Вообще конечно «голые платья» уже год как вошли в моду; но дамы, по крайней мере, при дворе, блюли благопристойность и прикрывали то, чему следует быть прикрытым. А у Паулины Бонапарат решительно всё было выставлено напоказ, беззастенчиво просвечивая сквозь тончайший бледно-салатовый муслин. И, правду говоря, было бы просто преступно скрывать такие сокровища — даже я, повидавший в 21 веке немало произведений искусства лучших пластических хирургов, немало был впечатлён увиденным. Но, всё же, благопристойность — превыше всего!

Наташа посмотрела на Паулину с некоторым брезгливым презрением, как на безнадёжно падшее создание. Мой взгляд невольно скользнул по её стройному стану ниже пояса; но там всё оказалось вполне прикрыто. Хорошо хоть так; а то пришлось бы приказать вывести барышню вон, создав скандалезную ситуацию!

В этот день сёстры Бонапарта, представленные Санкт-Петербургскому свету, впервые танцевали во дворце. Впоследствии госпожа Мюрат выказала себя весьма неглупой, хоть и не отличающейся какими-то выдающимися достоинствами особой. Ей предоставили достоинство статс-дамы, и некоторое время они с Наташей даже дружили. Единственным её недостатком моя супруга считала обнаружившуюся в Каролине неуравновешенность характера, выражавшуюся в частых, внешне беспричинных слезах.

Паулина же Бонапарт оказалась той ещё оторвой! Будучи старше Каролины и лучше владея собой, она никогда не теряла самообладания ине плакала, зато бывала резка, груба и обращалась со всеми кто был ниже её по положению с подчеркнутым высокомерием. Но самое главное и удивительное, что при строгом католическом воспитании своей матери эта дама отличалась целомудрием мартовской кошки, побывав, наверное, в постелях всех самых красивых и рослых конногвардейцев. При этом в любимой сестре Николая Карловича прекрасно сочеталось несочетаемое: ангельская внешность и невероятная безнравственность. Бывают такие весёлые особы, что никак не способны удержать себя в рамках: лишь только завидев особу мужского полу, неважно какой внешности и возраста, тут же пускают в ход все средства обольщения, не задумываясь о последствиях.

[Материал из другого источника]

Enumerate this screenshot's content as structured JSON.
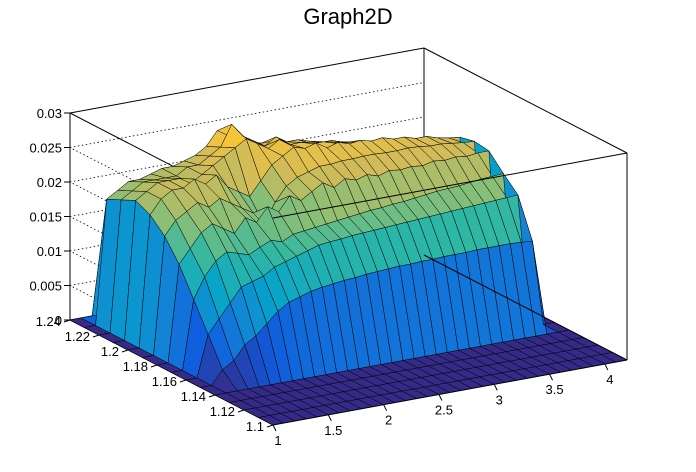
{
  "chart_data": {
    "type": "surface",
    "title": "Graph2D",
    "x_axis": {
      "range": [
        1,
        4.2
      ],
      "ticks": [
        "1",
        "1.5",
        "2",
        "2.5",
        "3",
        "3.5",
        "4"
      ]
    },
    "y_axis": {
      "range": [
        1.1,
        1.24
      ],
      "ticks": [
        "1.1",
        "1.12",
        "1.14",
        "1.16",
        "1.18",
        "1.2",
        "1.22",
        "1.24"
      ]
    },
    "z_axis": {
      "range": [
        0,
        0.03
      ],
      "ticks": [
        "0",
        "0.005",
        "0.01",
        "0.015",
        "0.02",
        "0.025",
        "0.03"
      ]
    },
    "grid": true,
    "colormap": "parula",
    "colors": [
      "#352a87",
      "#0f5cdd",
      "#1481d6",
      "#06a4ca",
      "#2eb7a4",
      "#87bf77",
      "#d1bb59",
      "#fec832",
      "#f9fb0e"
    ],
    "surface": {
      "x_start": 1.0,
      "x_end": 4.2,
      "nx": 33,
      "y_start": 1.1,
      "y_end": 1.24,
      "ny": 15,
      "z_rows": [
        [
          0.0,
          0.0,
          0.0,
          0.0,
          0.0,
          0.0,
          0.0,
          0.0,
          0.0,
          0.0,
          0.0,
          0.0,
          0.0,
          0.0,
          0.0,
          0.0,
          0.0,
          0.0,
          0.0,
          0.0,
          0.0,
          0.0,
          0.0,
          0.0,
          0.0,
          0.0,
          0.0,
          0.0,
          0.0,
          0.0,
          0.0,
          0.0,
          0.0
        ],
        [
          0.0,
          0.0,
          0.0,
          0.0,
          0.0,
          0.0,
          0.0,
          0.0,
          0.0,
          0.0,
          0.0,
          0.0,
          0.0,
          0.0,
          0.0,
          0.0,
          0.0,
          0.0,
          0.0,
          0.0,
          0.0,
          0.0,
          0.0,
          0.0,
          0.0,
          0.0,
          0.0,
          0.0,
          0.0,
          0.0,
          0.0,
          0.0,
          0.0
        ],
        [
          0.0,
          0.0,
          0.0,
          0.0,
          0.0,
          0.0,
          0.0,
          0.0,
          0.0,
          0.0,
          0.0,
          0.0,
          0.0,
          0.0,
          0.0,
          0.0,
          0.0,
          0.0,
          0.0,
          0.0,
          0.0,
          0.0,
          0.0,
          0.0,
          0.0,
          0.0,
          0.0,
          0.0,
          0.0,
          0.0,
          0.0,
          0.0,
          0.0
        ],
        [
          0.0,
          0.0,
          0.0,
          0.0,
          0.0,
          0.0,
          0.0,
          0.0,
          0.0,
          0.0,
          0.0,
          0.0,
          0.0,
          0.0,
          0.0,
          0.0,
          0.0,
          0.0,
          0.0,
          0.0,
          0.0,
          0.0,
          0.0,
          0.0,
          0.0,
          0.0,
          0.0,
          0.0,
          0.0,
          0.0,
          0.0,
          0.0,
          0.0
        ],
        [
          0.0,
          0.0,
          0.0,
          0.0,
          0.0,
          0.0,
          0.0,
          0.0,
          0.0,
          0.0,
          0.0,
          0.0,
          0.0,
          0.0,
          0.0,
          0.0,
          0.0,
          0.0,
          0.0,
          0.0,
          0.0,
          0.0,
          0.0,
          0.0,
          0.0,
          0.0,
          0.0,
          0.0,
          0.0,
          0.0,
          0.0,
          0.0,
          0.0
        ],
        [
          0.0,
          0.0,
          0.002,
          0.003,
          0.005,
          0.006,
          0.0075,
          0.009,
          0.01,
          0.0105,
          0.011,
          0.0113,
          0.0115,
          0.0117,
          0.0118,
          0.012,
          0.0121,
          0.0122,
          0.0123,
          0.0123,
          0.0124,
          0.0124,
          0.0125,
          0.0125,
          0.0125,
          0.0126,
          0.0126,
          0.0126,
          0.0126,
          0.0125,
          0.0124,
          0.0,
          0.0
        ],
        [
          0.0,
          0.0,
          0.006,
          0.008,
          0.01,
          0.012,
          0.0125,
          0.013,
          0.014,
          0.0145,
          0.015,
          0.0155,
          0.016,
          0.0162,
          0.0163,
          0.0165,
          0.0166,
          0.0167,
          0.0168,
          0.0169,
          0.017,
          0.0171,
          0.0172,
          0.0173,
          0.0174,
          0.0175,
          0.0176,
          0.0177,
          0.0178,
          0.0179,
          0.018,
          0.0,
          0.0
        ],
        [
          0.0,
          0.0,
          0.01,
          0.013,
          0.015,
          0.016,
          0.0155,
          0.015,
          0.0158,
          0.0165,
          0.016,
          0.0168,
          0.017,
          0.0172,
          0.0174,
          0.0176,
          0.0178,
          0.018,
          0.0182,
          0.0183,
          0.0185,
          0.0186,
          0.0188,
          0.019,
          0.0192,
          0.0193,
          0.0194,
          0.0196,
          0.0198,
          0.0199,
          0.02,
          0.0,
          0.0
        ],
        [
          0.0,
          0.0,
          0.014,
          0.016,
          0.018,
          0.019,
          0.018,
          0.017,
          0.019,
          0.018,
          0.02,
          0.019,
          0.021,
          0.02,
          0.021,
          0.022,
          0.021,
          0.022,
          0.0215,
          0.022,
          0.0215,
          0.022,
          0.0218,
          0.022,
          0.0218,
          0.0222,
          0.022,
          0.0222,
          0.022,
          0.0222,
          0.0222,
          0.0,
          0.0
        ],
        [
          0.0,
          0.0,
          0.017,
          0.019,
          0.02,
          0.021,
          0.02,
          0.021,
          0.02,
          0.019,
          0.018,
          0.016,
          0.019,
          0.021,
          0.022,
          0.0225,
          0.023,
          0.023,
          0.0232,
          0.0232,
          0.0233,
          0.0233,
          0.0232,
          0.0232,
          0.0233,
          0.0232,
          0.023,
          0.023,
          0.0228,
          0.0226,
          0.0225,
          0.0,
          0.0
        ],
        [
          0.0,
          0.0,
          0.019,
          0.021,
          0.022,
          0.022,
          0.023,
          0.022,
          0.023,
          0.021,
          0.02,
          0.019,
          0.021,
          0.023,
          0.024,
          0.025,
          0.0245,
          0.025,
          0.024,
          0.0245,
          0.024,
          0.0242,
          0.0238,
          0.024,
          0.0235,
          0.0235,
          0.023,
          0.023,
          0.0225,
          0.0222,
          0.022,
          0.0,
          0.0
        ],
        [
          0.0,
          0.0,
          0.02,
          0.021,
          0.022,
          0.022,
          0.022,
          0.021,
          0.022,
          0.023,
          0.024,
          0.025,
          0.026,
          0.025,
          0.024,
          0.025,
          0.024,
          0.024,
          0.0235,
          0.0235,
          0.023,
          0.0228,
          0.0226,
          0.0222,
          0.022,
          0.0218,
          0.0215,
          0.0212,
          0.021,
          0.0208,
          0.0205,
          0.0,
          0.0
        ],
        [
          0.0,
          0.0,
          0.019,
          0.02,
          0.021,
          0.021,
          0.021,
          0.021,
          0.022,
          0.022,
          0.023,
          0.024,
          0.027,
          0.025,
          0.024,
          0.023,
          0.024,
          0.023,
          0.023,
          0.0225,
          0.022,
          0.022,
          0.0215,
          0.021,
          0.0208,
          0.0205,
          0.0203,
          0.02,
          0.0198,
          0.0195,
          0.0192,
          0.0,
          0.0
        ],
        [
          0.0,
          0.0,
          0.018,
          0.019,
          0.02,
          0.02,
          0.0205,
          0.021,
          0.021,
          0.0215,
          0.022,
          0.023,
          0.025,
          0.024,
          0.023,
          0.0225,
          0.022,
          0.022,
          0.0215,
          0.021,
          0.0208,
          0.0205,
          0.0202,
          0.02,
          0.0198,
          0.0195,
          0.0192,
          0.019,
          0.0188,
          0.0186,
          0.0185,
          0.0,
          0.0
        ],
        [
          0.0,
          0.0,
          0.0,
          0.0,
          0.0,
          0.0,
          0.0,
          0.0,
          0.0,
          0.0,
          0.0,
          0.0,
          0.0,
          0.0,
          0.0,
          0.0,
          0.0,
          0.0,
          0.0,
          0.0,
          0.0,
          0.0,
          0.0,
          0.0,
          0.0,
          0.0,
          0.0,
          0.0,
          0.0,
          0.0,
          0.0,
          0.0,
          0.0
        ]
      ]
    }
  }
}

С семьёй Бонапартов приехали также его младшие братья — Луи и Жером. Луи исполнилось семнадцать лет; это был старательный и добросовестный юноша, мечтательный и странный. По моим настоятельным рекомендациям он был принят только что открытый Северо-Западный университет в Стрельне, и, судя по средним баллам и отзывам профессоров, учится вполне успешно. В известной мне истории он неплохо показал себя в качестве короля Голландии; во всяком случае, он был популярен у подданных, а это кое о чём говорит. Надеюсь, однажды из него выйдет толковый инженер.

Его совсем юный двенадцатилетний брат Жером (в России получивший нескладное для дворянина имя Еремей Карлович) предпочёл поступить в Пажеский корпус (где вопреки названию учат не только и даже не столько на пажей — теперь это, по сути, полноценное военное училище). Так что впереди этого несостоявшегося короля Вестфалии, очевидно, ждёт стандартная офицерская карьера, где всё будет зависеть лишь от его собственных способностей.

Немного времени спустя в Петербурге объявились и старший брат Бонапарта — Жозеф. Не хватавший с неба звёзд несостоявшийся король Испании оказался большим любителем и тонким знатоком виноделия, и вскоре уехал в Крым, где возглавил крупную винодельческую компанию.

Затем объявилась ещё одна сестра Бонапарта Элиза с супругом, итальянцем Баччиоко. Элиза, она же Елизавета Карловна Бачиокко, в известной мне истории весьма недурно управляла в Лукке и Пизе, снискав популярность итальянцев, и проявила неплохую деловую хватку. К тому же дама, как оказалось, имеет вкус и любит всё красивое. Возможно, когда-нибудь я поставлю её управлять Академией Художеств и Эрмитажем. Её муженёк Феликс Баччиоко, не блистая ни военными, ни административными талантами, был назначен управлять конным заводом.

И лишь Люсьен оставался во Франции, не желая бросать там военную службу. Впрочем, по описания родственников, этот братец, самый хитрый и способный после Николая Карловича, всегда отличался оригинальностью выступая некой «белой вороной» семьи Бонапартов.

Мадам Бонапарт оказалась вполне разумной особой, и не доставила нам никаких проблем. Мудрая корсиканка ни во что не лезет, ведёт жизнь домохозяйки, проживая во дворце на всём готовом, возится с внуком и внучками (похоже, моему наследнику будет с кем играть) пока их родители заняты службой и светской жизнью, помогает Александрин готовится к её первым родам, рассказывая о своём богатом опыте по этой части. Общение с ней действует на сестру успокаивающе.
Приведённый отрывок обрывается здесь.